40歳からのブログ SWの日常

ソーシャルワーカー備忘録。いわゆる雑記。

家族のありがたみは認知症になったりしてみるとよくわかると思う

先週の土日は引きこもりたくなったのででかける予定をキャンセルして自宅にいました。漫画を読むかスマホでニュースを見ていました。すると、大変興味深い記事をみつけました。

興味深かったその記事は独身女性が貯金地獄に陥っているという内容

内容としては独身女性が老後を心配してかなりの貯蓄をしているという内容のものでした。

独身女性が老後を心配

それはご心配でしょう。でも、人はいつ死ぬかわかりません。貯金だけにとらわれるのはどうだろうと思ったのです。貯金はいい。とってもいい。お金はあるに越したことはありません。ないとえらいことになります。最近、毎日、「闇金ウシジマくん」を観ている私は本当にそう思います。
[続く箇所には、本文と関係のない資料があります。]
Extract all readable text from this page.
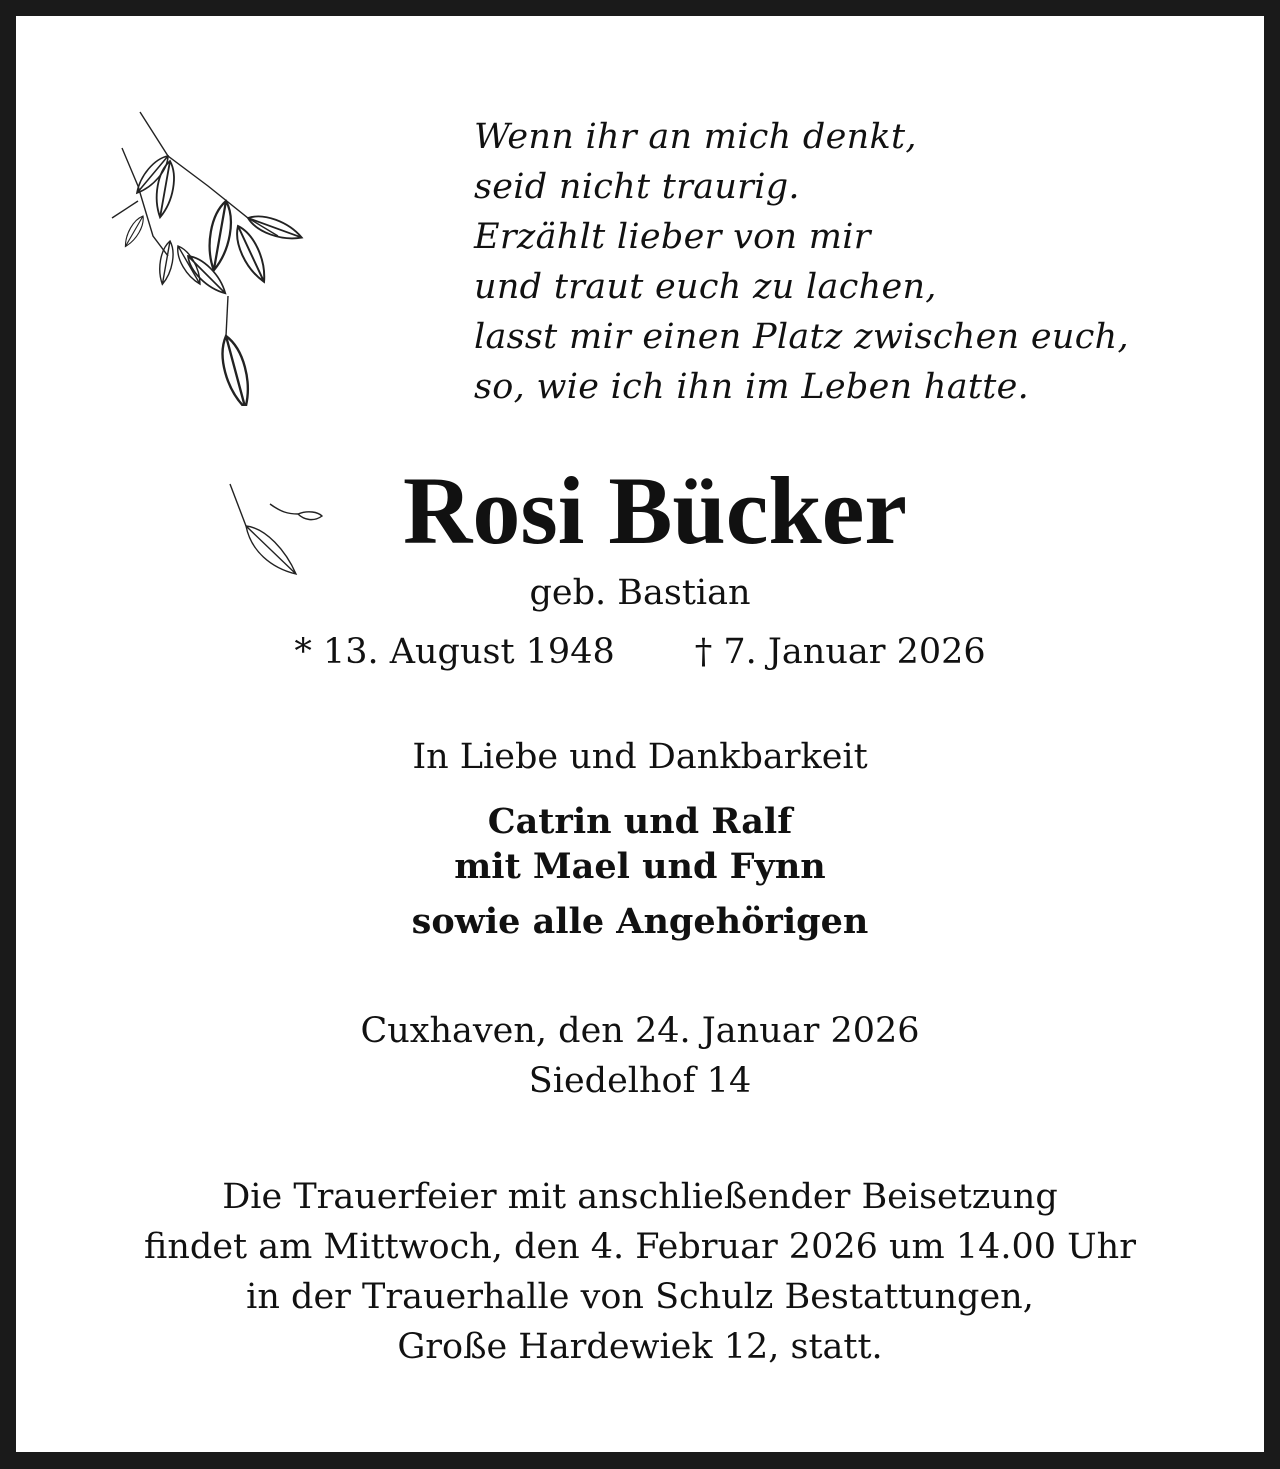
Wenn ihr an mich denkt,
seid nicht traurig.
Erzählt lieber von mir
und traut euch zu lachen,
lasst mir einen Platz zwischen euch,
so, wie ich ihn im Leben hatte.
Rosi Bücker
geb. Bastian
* 13. August 1948 † 7. Januar 2026
In Liebe und Dankbarkeit
Catrin und Ralf
mit Mael und Fynn
sowie alle Angehörigen
Cuxhaven, den 24. Januar 2026
Siedelhof 14
Die Trauerfeier mit anschließender Beisetzung
findet am Mittwoch, den 4. Februar 2026 um 14.00 Uhr
in der Trauerhalle von Schulz Bestattungen,
Große Hardewiek 12, statt.
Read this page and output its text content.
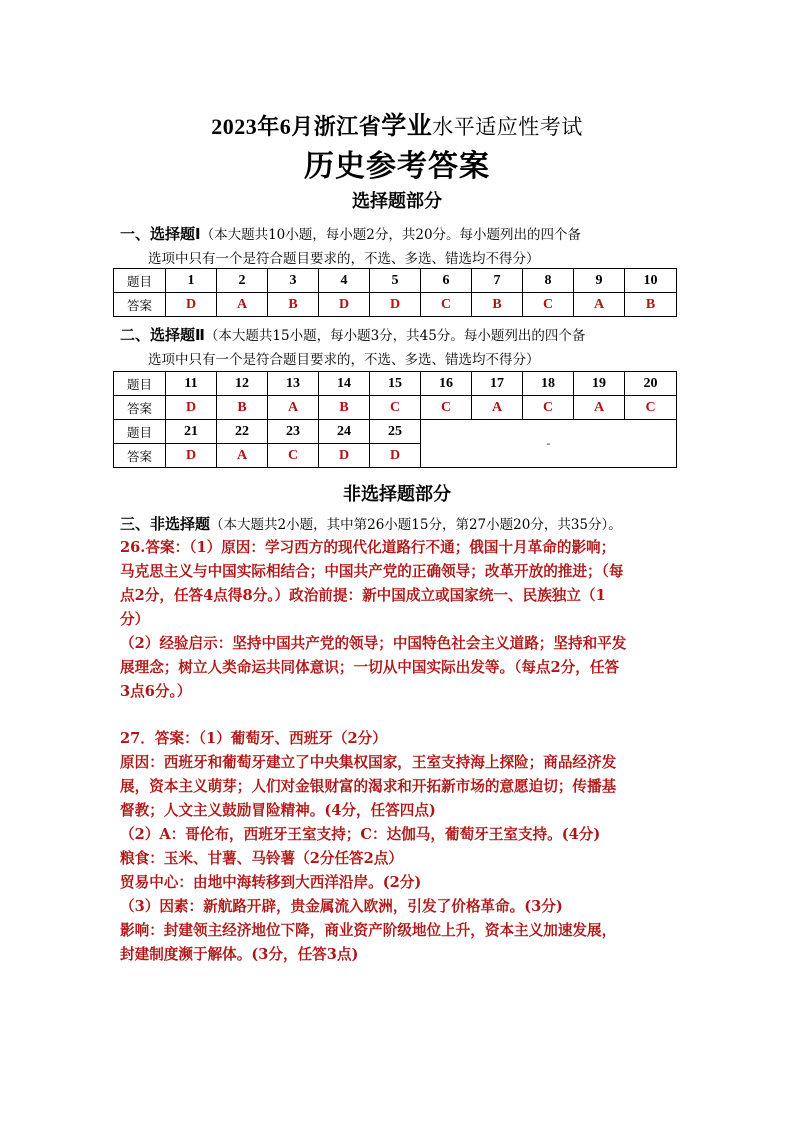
2023年6月浙江省学业水平适应性考试
历史参考答案
选择题部分
一、选择题Ⅰ（本大题共10小题，每小题2分，共20分。每小题列出的四个备
选项中只有一个是符合题目要求的，不选、多选、错选均不得分）
题目	1	2	3	4	5	6	7	8	9	10
答案	D	A	B	D	D	C	B	C	A	B
二、选择题Ⅱ（本大题共15小题，每小题3分，共45分。每小题列出的四个备
选项中只有一个是符合题目要求的，不选、多选、错选均不得分）
题目	11	12	13	14	15	16	17	18	19	20
答案	D	B	A	B	C	C	A	C	A	C
题目	21	22	23	24	25	-				
答案	D	A	C	D	D					
非选择题部分
三、非选择题（本大题共2小题，其中第26小题15分，第27小题20分，共35分）。

26.答案：（1）原因：学习西方的现代化道路行不通；俄国十月革命的影响；

马克思主义与中国实际相结合；中国共产党的正确领导；改革开放的推进；（每

点2分，任答4点得8分。）政治前提：新中国成立或国家统一、民族独立（1

分）

（2）经验启示：坚持中国共产党的领导；中国特色社会主义道路；坚持和平发

展理念；树立人类命运共同体意识；一切从中国实际出发等。（每点2分，任答

3点6分。）

27．答案：（1）葡萄牙、西班牙（2分）

原因：西班牙和葡萄牙建立了中央集权国家，王室支持海上探险；商品经济发

展，资本主义萌芽；人们对金银财富的渴求和开拓新市场的意愿迫切；传播基

督教；人文主义鼓励冒险精神。(4分，任答四点)

（2）A：哥伦布，西班牙王室支持；C：达伽马，葡萄牙王室支持。(4分)

粮食：玉米、甘薯、马铃薯（2分任答2点）

贸易中心：由地中海转移到大西洋沿岸。(2分)

（3）因素：新航路开辟，贵金属流入欧洲，引发了价格革命。(3分)

影响：封建领主经济地位下降，商业资产阶级地位上升，资本主义加速发展，

封建制度濒于解体。(3分，任答3点)
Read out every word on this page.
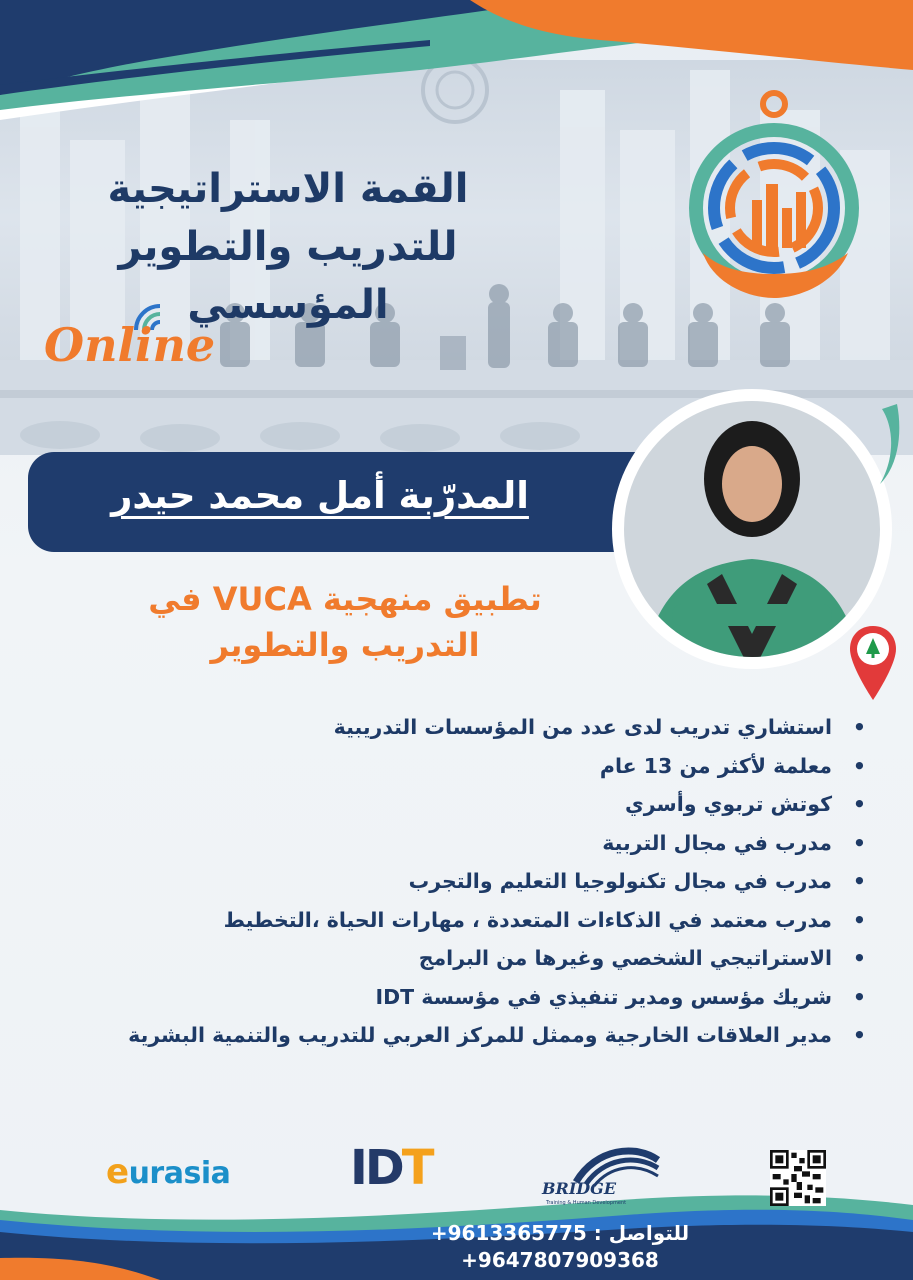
القمة الاستراتيجية
للتدريب والتطوير المؤسسي
Online
المدرّبة أمل محمد حيدر
تطبيق منهجية VUCA في
التدريب والتطوير
• استشاري تدريب لدى عدد من المؤسسات التدريبية
• معلمة لأكثر من 13 عام
• كوتش تربوي وأسري
• مدرب في مجال التربية
• مدرب في مجال تكنولوجيا التعليم والتجرب
• مدرب معتمد في الذكاءات المتعددة ، مهارات الحياة ،التخطيط
• الاستراتيجي الشخصي وغيرها من البرامج
• شريك مؤسس ومدير تنفيذي في مؤسسة IDT
• مدير العلاقات الخارجية وممثل للمركز العربي للتدريب والتنمية البشرية
eurasia IDT	BRIDGE
Training & Human Development
للتواصل : +9613365775
+9647807909368
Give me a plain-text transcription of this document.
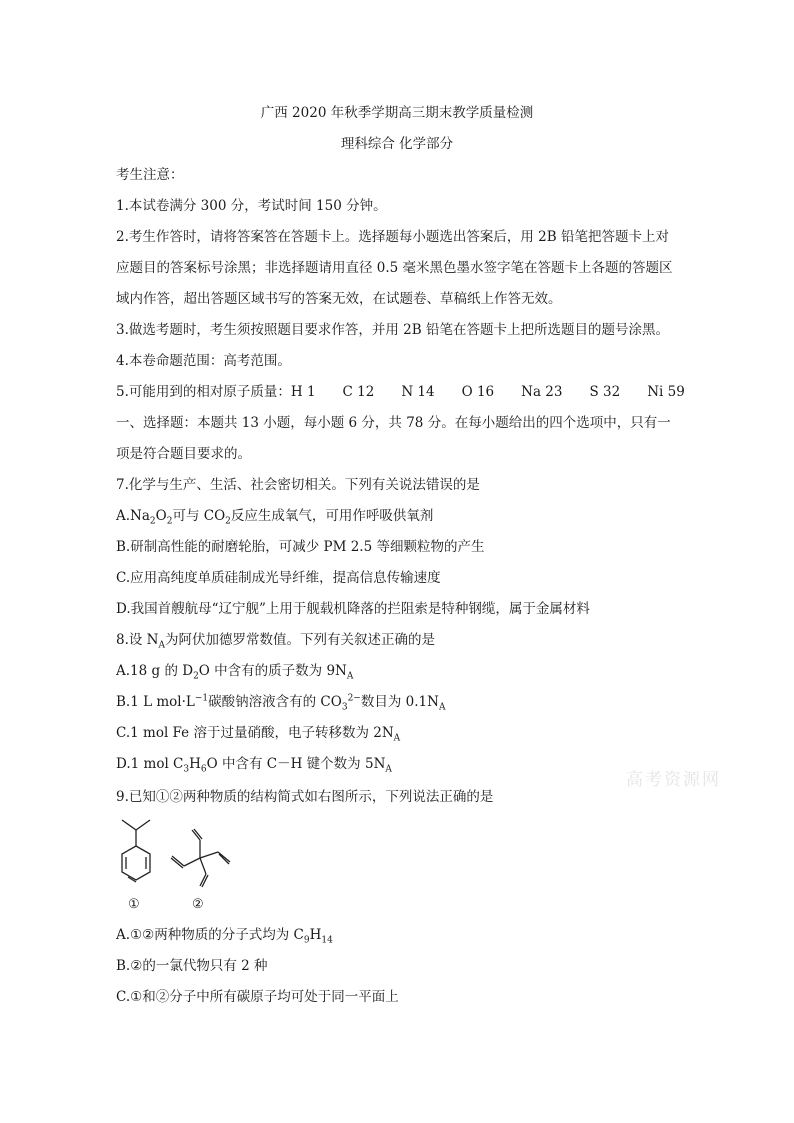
广西 2020 年秋季学期高三期末教学质量检测
理科综合 化学部分
考生注意：
1.本试卷满分 300 分，考试时间 150 分钟。
2.考生作答时，请将答案答在答题卡上。选择题每小题选出答案后，用 2B 铅笔把答题卡上对
应题目的答案标号涂黑；非选择题请用直径 0.5 毫米黑色墨水签字笔在答题卡上各题的答题区
域内作答，超出答题区域书写的答案无效，在试题卷、草稿纸上作答无效。
3.做选考题时，考生须按照题目要求作答，并用 2B 铅笔在答题卡上把所选题目的题号涂黑。
4.本卷命题范围：高考范围。
5.可能用到的相对原子质量：H 1　　C 12　　N 14　　O 16　　Na 23　　S 32　　Ni 59
一、选择题：本题共 13 小题，每小题 6 分，共 78 分。在每小题给出的四个选项中，只有一
项是符合题目要求的。
7.化学与生产、生活、社会密切相关。下列有关说法错误的是
$A.Na_2O_2$可与 $CO_2$反应生成氧气，可用作呼吸供氧剂
B.研制高性能的耐磨轮胎，可减少 PM 2.5 等细颗粒物的产生
C.应用高纯度单质硅制成光导纤维，提高信息传输速度
D.我国首艘航母“辽宁舰”上用于舰载机降落的拦阻索是特种钢缆，属于金属材料
8.设 $N_A$为阿伏加德罗常数值。下列有关叙述正确的是
A.18 g 的 $D_2O$ 中含有的质子数为 $9N_A$
B.1 L $mol\cdot L^{-1}$碳酸钠溶液含有的 $CO_3^{2-}$数目为 $0.1N_A$
C.1 mol Fe 溶于过量硝酸，电子转移数为 $2N_A$
D.1 mol $C_3H_6O$ 中含有 C－H 键个数为 $5N_A$
高考资源网
9.已知①②两种物质的结构简式如右图所示，下列说法正确的是
①	②
A.①②两种物质的分子式均为 $C_9H_{14}$
B.②的一氯代物只有 2 种
C.①和②分子中所有碳原子均可处于同一平面上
ただ、今の高齢者の問題は、キーパーソンがいないということです。キーパーソンについてはググってください(不親切)。

親兄弟姉妹がいない、親戚疎遠、子供なし。正直お金よりそっちのほうが困るという現状もあたまに入れておいたほうがいいです。現在29歳であれば老後は40年ほど先です。多分そのころには今の社会保障制度の仕組みは変わっているので、貯金やらなんやらよりも、キーパーソン探しをしたほうがいいかもしれません。

事例をあげてリアルにシミュレーション

現在独身の70歳軽度の認知症女性(以下、Aさん)がいたとします。結婚せずにキャリアをコツコツ積み上げてきました。家族は姉がひとり弟がひとり。姉は結婚して北海道で家族と同居です。弟は疎遠で連絡がとれません。Aさんは40代で豪華なマンションを買っていてそのローンも終わり、現在預貯金が5,000万円あります。そんな彼女が交通事故で救急搬送をされました。認知症なのでお金のありかもわかりません。姉には連絡がとれたものの

姉:「うちにはお金もないので入院費用は姉の貯金でなんとかしてください」

と言われました。弟はもちろん音信不通です。病院の人間はどうするか。病院によって違いますが、本来入院の際、保証金というものを家族や親せきからとっておくことが多いです。この保証金は会計時、償還払いです。領収書と引き換えなので気をつけてください。病院は救急搬送された場合は受け入れなければならないので、あとは医療ソーシャルワーカーが泣きます。お金がおろせるようになんとかしてくれるかもしれませんが(私ならする)、なかなか手間がかかります。

話はそれましたが、入院だけでもこの騒ぎです。退院後、認知症が悪化し、徘徊しても家族がいないと結構大変です。下手すると家はゴミ屋敷(認知症のため掃除ができなくなることも考えられる)、お風呂に入れない(入れても転倒リスクも高いし、入ることを忘れる可能性もある)、一番困るのは貯金を下ろせなくなる=ご飯が食べれない=動けない=倒れるという可能性だってあります。

お役所にも相談窓口があります。なので最悪、成年後見人(また別途で説明します)をつければいいのですが、Aさんの住んでいる地域がどれだけAさんを把握しているかどうかという話につながります。

ざっくりまとめ

親が死んで兄弟姉妹が死んで、ひとりぼっちになったとき

お金がないということも問題ですが(私も今それで悩んでいます)、最低自分自身の意思決定を代理してくれる人がいるかいないかのほうがここ数年は大事になってきます。リアルに考えると今の40~50代以上の人は家族のありがたみが認知症になったりするとわかると思います。認知症になってそこまで細かくわかるかどうかという話はまぁ少しおいといて。

40代以下の人ですが、正直社会保障制度があと数年でかなり変化すると思うのでどうなるものか見当がつきません。

私はどうるのか

とりあえず、ハルさんに託すしかないのですが、ハルさんに「あんなばばあのことなんて知らない」と言われる可能性があるので10年以内に認知症になった場合どうするか決めておこうと思っています。私もハルさんがいても「ばああのことはしらん」と言われたら独身女性と一緒です。でも、お金ことよりその際、どういった方法で自分をどうしてもらうのかを考えています。われながら暗い毎日です。でも、結構元気です。